Un ouvrage d’Amédée Thierry
présenté par la Malle aux Trésors
d’après la sixième édition de Paris, 1884.
 

Étant tombé, chez un bouquiniste près du Parlement de Bretagne, sur un exemplaire de l’Histoire d’Attila par Amédée Thierry, frère du célèbre Augustin, ayant lu tout l’ouvrage d’une traite sans me lasser, il me vint le désir de le faire connaître au public de notre temps par le biais d’une édition numérique propre et respectueuse.

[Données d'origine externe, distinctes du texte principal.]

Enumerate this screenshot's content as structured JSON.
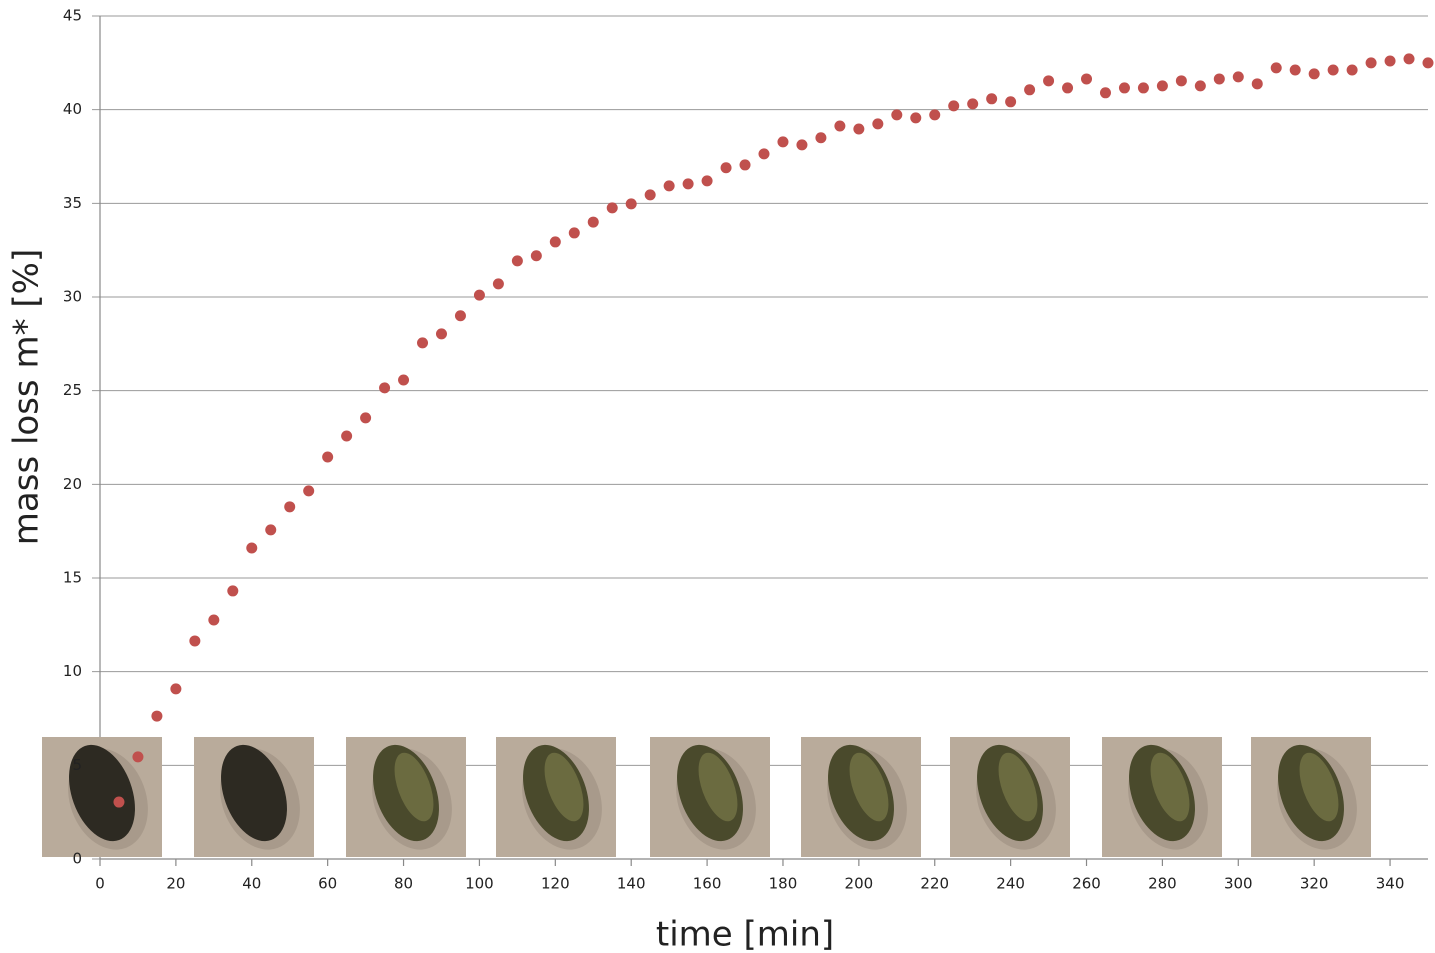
{
  "chart_data": {
    "type": "scatter",
    "xlabel": "time [min]",
    "ylabel": "mass loss m* [%]",
    "xlim": [
      0,
      350
    ],
    "ylim": [
      0,
      45
    ],
    "xticks": [
      0,
      20,
      40,
      60,
      80,
      100,
      120,
      140,
      160,
      180,
      200,
      220,
      240,
      260,
      280,
      300,
      320,
      340
    ],
    "yticks": [
      0,
      5,
      10,
      15,
      20,
      25,
      30,
      35,
      40,
      45
    ],
    "grid": true,
    "color": "#c0504d",
    "x": [
      5,
      10,
      15,
      20,
      25,
      30,
      35,
      40,
      45,
      50,
      55,
      60,
      65,
      70,
      75,
      80,
      85,
      90,
      95,
      100,
      105,
      110,
      115,
      120,
      125,
      130,
      135,
      140,
      145,
      150,
      155,
      160,
      165,
      170,
      175,
      180,
      185,
      190,
      195,
      200,
      205,
      210,
      215,
      220,
      225,
      230,
      235,
      240,
      245,
      250,
      255,
      260,
      265,
      270,
      275,
      280,
      285,
      290,
      295,
      300,
      305,
      310,
      315,
      320,
      325,
      330,
      335,
      340,
      345,
      350
    ],
    "values": [
      3.04,
      5.45,
      7.63,
      9.08,
      11.64,
      12.76,
      14.31,
      16.6,
      17.57,
      18.8,
      19.65,
      21.46,
      22.58,
      23.55,
      25.15,
      25.57,
      27.55,
      28.03,
      29.0,
      30.1,
      30.7,
      31.93,
      32.2,
      32.94,
      33.42,
      34.0,
      34.76,
      34.97,
      35.45,
      35.93,
      36.04,
      36.2,
      36.9,
      37.05,
      37.64,
      38.28,
      38.12,
      38.5,
      39.13,
      38.97,
      39.24,
      39.72,
      39.56,
      39.72,
      40.2,
      40.31,
      40.58,
      40.42,
      41.06,
      41.54,
      41.16,
      41.64,
      40.9,
      41.16,
      41.16,
      41.27,
      41.54,
      41.27,
      41.64,
      41.75,
      41.38,
      42.23,
      42.12,
      41.91,
      42.12,
      42.12,
      42.5,
      42.6,
      42.71,
      42.5
    ]
  }
}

Les frères Thierry sont en effet de bons écrivains, très lisibles, à la langue pure et souvent élégante. Ils sont en outre de bons historiens, érudits typiques du dix-neuvième siècle français, et, contrairement à bon nombre de leurs confrères qui se noient dans les digressions et les notes pour cacher un certain vide dans les idées, ces deux-là sont non seulement superbement documentés, mais ils savent faire des synthèses. Et ce sont d’excellents vulgarisateurs : les sujets dont ils s’occupent sont, entre leurs mains prudentes, éclaircis tout en étant globalement exempts de manipulations.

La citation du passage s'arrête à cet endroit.